History of Tibet
While the Tibetan Plateau has been inhabited since pre-historic times, most of Tibet's history went unrecorded until the creation of Tibetan script in the 7th century. Tibetan texts refer to the kingdom of Zhangzhung as the precursor of later Tibetan kingdoms and the originators of the Bon religion. While mythical accounts of early rulers of the Yarlung dynasty exist, historical accounts begin with the introduction of Tibetan script from the unified Tibetan Empire in the 7th century. Following the dissolution of Tibetan Empire and a period of fragmentation in the 9th–10th centuries, a Buddhist revival in the 10th–12th centuries saw the development of three of the four major schools of Tibetan Buddhism.

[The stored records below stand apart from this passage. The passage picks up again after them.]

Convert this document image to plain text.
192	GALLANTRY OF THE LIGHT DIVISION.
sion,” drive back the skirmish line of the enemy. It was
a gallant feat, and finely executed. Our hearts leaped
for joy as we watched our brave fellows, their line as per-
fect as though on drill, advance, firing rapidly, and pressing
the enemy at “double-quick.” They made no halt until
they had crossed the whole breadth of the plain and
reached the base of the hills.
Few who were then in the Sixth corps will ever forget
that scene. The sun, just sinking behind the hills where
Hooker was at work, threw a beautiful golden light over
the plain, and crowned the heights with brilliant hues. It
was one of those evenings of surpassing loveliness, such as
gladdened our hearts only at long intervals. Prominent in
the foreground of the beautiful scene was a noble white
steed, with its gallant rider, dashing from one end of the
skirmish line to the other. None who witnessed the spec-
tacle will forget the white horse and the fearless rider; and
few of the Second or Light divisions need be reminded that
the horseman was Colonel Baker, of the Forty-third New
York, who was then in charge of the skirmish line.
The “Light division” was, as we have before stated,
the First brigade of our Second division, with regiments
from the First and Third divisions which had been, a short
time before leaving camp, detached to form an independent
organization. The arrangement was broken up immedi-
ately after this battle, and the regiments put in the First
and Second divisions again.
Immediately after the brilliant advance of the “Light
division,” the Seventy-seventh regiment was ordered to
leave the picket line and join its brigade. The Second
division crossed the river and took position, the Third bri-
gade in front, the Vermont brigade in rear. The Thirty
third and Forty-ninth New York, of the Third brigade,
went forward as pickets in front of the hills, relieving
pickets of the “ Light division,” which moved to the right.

After a period of control by the Mongol Empire and the also Mongol led Yuan dynasty, Tibet effectively became independent in the 14th century and was ruled by a succession of noble houses for the next 300 years. In the 16th century, the Dalai Lama title was created by Altan Khan, and as requested by the family of Altan Khan, seal of authority was granted to the Dalai Lama by the Wanli Emperor. In the 17th century, the senior lama of the Gelug school, the Dalai Lama, became the head of state with the aid of the Khoshut Khanate. Seal of authority and golden sheets were granted by the Shunzhi Emperor to both the Dalai Lama and the founder Güshi Khan of Khoshut Khanate in 1653. In 1717, the Dzungar Khanate invaded Lhasa, killed Lha-bzang Khan of the Khoshut Khanate, which effectively destroyed the Khoshut Khanate. The Qing dynasty then sent military troops in the same year to fight the Dzungars, but failed.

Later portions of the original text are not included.